When MAGDA loads a profile (on launch, or after import via the dialog) it runs structural and semantic checks:

  • Top-level: id and name must be non-empty; controls must contain at least one valid entry.
  • Per control: required fields present; cc in 0–127; channel is -1 or 1–16. Out-of-range entries are dropped with a warning.
  • Per binding: required fields present; the referenced controlId must exist in controls. The resolver kind must be registered.
  • Cross-field: duplicate controlIds in the same profile are flagged; bindings referencing unknown controlIds are flagged.

Profiles that fail any of these checks load partially or are rejected entirely, depending on the failure. Look at the app logs (~/Library/MAGDA/Logs/ on macOS) for diagnostic messages.

Authoring tips

  • Generate, don't write from scratch. The AI panel's /controller <description> command produces a JSON skeleton that's almost always closer to correct than starting from a blank file.
  • Name controlIds consistently. knob_1, knob_2, … makes the binding list scan easily; cc21, cc22, … doesn't.
  • Use channel: -1 if you don't know. "Any channel" is friendlier than locking to 1 — most users never change their controller's channel and a literal 1 is fine in practice, but -1 saves anyone who has.
  • Test against the hardware before submitting. A profile that compiles cleanly can still be subtly wrong (CC numbers off by one, channel mismatch). Walk every knob in the Controllers dialog and confirm each one moves the expected macro.

Sharing

Tested profiles can be shared via the community page. Submissions ship in the next MAGDA release for everyone using that hardware.

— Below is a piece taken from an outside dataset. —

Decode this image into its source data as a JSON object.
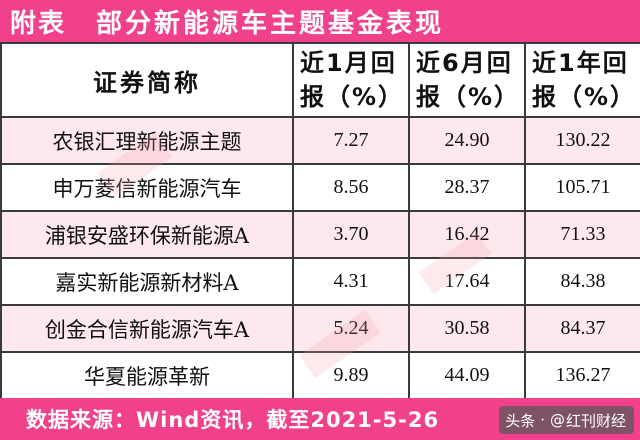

Extending the resolver list (developer note)

Resolvers are registered via magda::ResolverRegistry::registerResolver(...) at startup. Adding a new resolver kind requires a C++ subclass of AliasResolver — see magda/daw/core/aliases/ResolverRegistry.hpp in the source. Profiles can't define their own resolvers; they consume the registered set.